Conventional wisdom says that a significant portion of Russia’s economy, with an official gross domestic product of $1.65tn in 2021, is unaccounted for. This is because of the large size of the shadow economy, which leads to Russia’s GDP being underestimated. Yet the clear inability of Russia to increase the attractiveness of its social and economic model to neighbours, illustrated by many Russian-speaking Ukrainian citizens in border regions being uneasy with Russian occupation, is telling. Official Russian GDP instead may be severely overestimated.

The robust growth reported by the 11th biggest economy in the world with the second largest army should have raised the eyebrows of economists – and I am not excluding myself here – a long time ago. After all, financing an army that is oversized with respect to the economy always represents a drag on other goals, such as infrastructure investment, innovation and social spending.

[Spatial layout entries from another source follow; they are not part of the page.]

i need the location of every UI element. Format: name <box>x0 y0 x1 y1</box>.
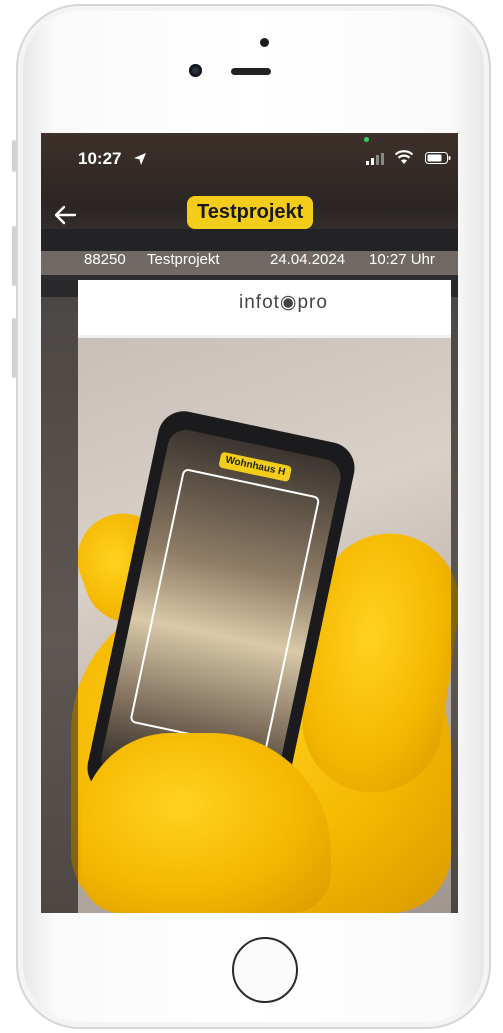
status-bar: 10:27 <box>41 133 458 183</box>
front-camera <box>189 64 202 77</box>
volume-up-button <box>12 226 16 286</box>
camera-in-use-indicator <box>364 137 369 142</box>
project-number: 88250 <box>84 251 126 268</box>
arrow-left-icon[interactable] <box>51 201 79 229</box>
mute-switch <box>12 140 16 172</box>
document-logo: infot◉pro <box>239 292 328 313</box>
home-button-icon[interactable] <box>232 937 298 1003</box>
front-sensor <box>260 38 269 47</box>
app-screen: infot◉pro Wohnhaus H 10:27 Testprojekt 8… <box>41 133 458 913</box>
volume-down-button <box>12 318 16 378</box>
status-time: 10:27 <box>78 149 122 168</box>
battery-icon <box>425 152 451 164</box>
wifi-icon <box>394 150 414 164</box>
earpiece-speaker <box>231 68 271 75</box>
viewfinder-mask-left <box>41 280 78 913</box>
cellular-signal-icon <box>366 153 384 165</box>
viewfinder-mask-right <box>451 280 458 913</box>
project-name: Testprojekt <box>147 251 220 268</box>
project-info-row: 88250 Testprojekt 24.04.2024 10:27 Uhr <box>41 247 458 273</box>
held-phone-viewfinder <box>129 467 321 752</box>
project-title: Testprojekt <box>187 196 314 229</box>
capture-time: 10:27 Uhr <box>369 251 435 268</box>
capture-date: 24.04.2024 <box>270 251 346 268</box>
location-arrow-icon <box>134 153 146 165</box>
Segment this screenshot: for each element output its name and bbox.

Potential overestimates of Russia’s economy were made easier to believe by the development of major cities and significant raw materials and energy exports. Barring Chechnya and maybe Crimea, Russia was not able to develop its federal provinces to a level even comparable with war-ravaged Georgian regions. The failure to boost the attractiveness of its model to those living in territories bordering Russia is a telling sign of underdevelopment, to say the least.

The economic basis of Moscow-backed regions, such as Donetsk or the Moldovan breakaway in Transnistria, typically relies on heavy industry, underpinned by cheap and even unpaid for energy imports from Russia. Based on the illusion that these energy flows will be paid for, they are counted as additions to Russian GDP. As soon as that illusion evaporates, the GDP of Russia and associated regions must be revised down.

Estimates suggest that these revisions may be small for satellite states. However, given the Kremlin is unable to lift even important satellites to a level comparable to neighbouring states, one wonders what the true value of similar industrial regions in Russia is and how large the GDP correction must be. This is without taking into account anecdotical evidence that Russian troops were impressed by asphalt roads and public lighting in captured Ukrainian villages.

Added to this, even in friendly regions, Russia is not the major trade partner. For instance, the major export market for Transnistria is unfriendly Romania, not allied Russia.

Most military observers agree that the maintenance of Russian military vehicles was inadequate, given their slow progress in Ukraine. The army’s chinovniki, the decision-makers who determine where money should be spent, have siphoned off funds for themselves to invest in other assets, which show up in GDP statistics. This money, recorded as being spent on army upgrades and maintenance, is double counted in GDP statistics. With the size of the Russian army growing over time, the scale of this double counting must also have increased.

Russian troops have had to resort to looting food only a few days into their campaign. Speaking as a former trainee logistics officer in the army, the Russian forces should have been much better provisioned if the supplies ‘paid’ for were actually delivered.

Russia has been unable to attract neighbouring countries to its sphere. Instead, they are attracted to the European Union and Nato by relatively meagre pay-offs. The failure of Russia’s military, despite reported high investment, to make progress in Ukraine leads to the conclusion that Russia’s economic growth might have been overestimated, despite conventional wisdom saying that the size of the informal economy was responsible for an underreporting of GDP. It would not be surprising in an economy burdened by military build-up.

If that is the case, the country’s elites deciding to resort to aggression might have much more in common with similar decision-makers in economically underperforming countries like Argentina under a military junta in the early 1980s than was first thought.

Miroslav Singer is Director of Institutional Affairs and Chief Economist at Generali Group and a former Governor of the Czech National Bank.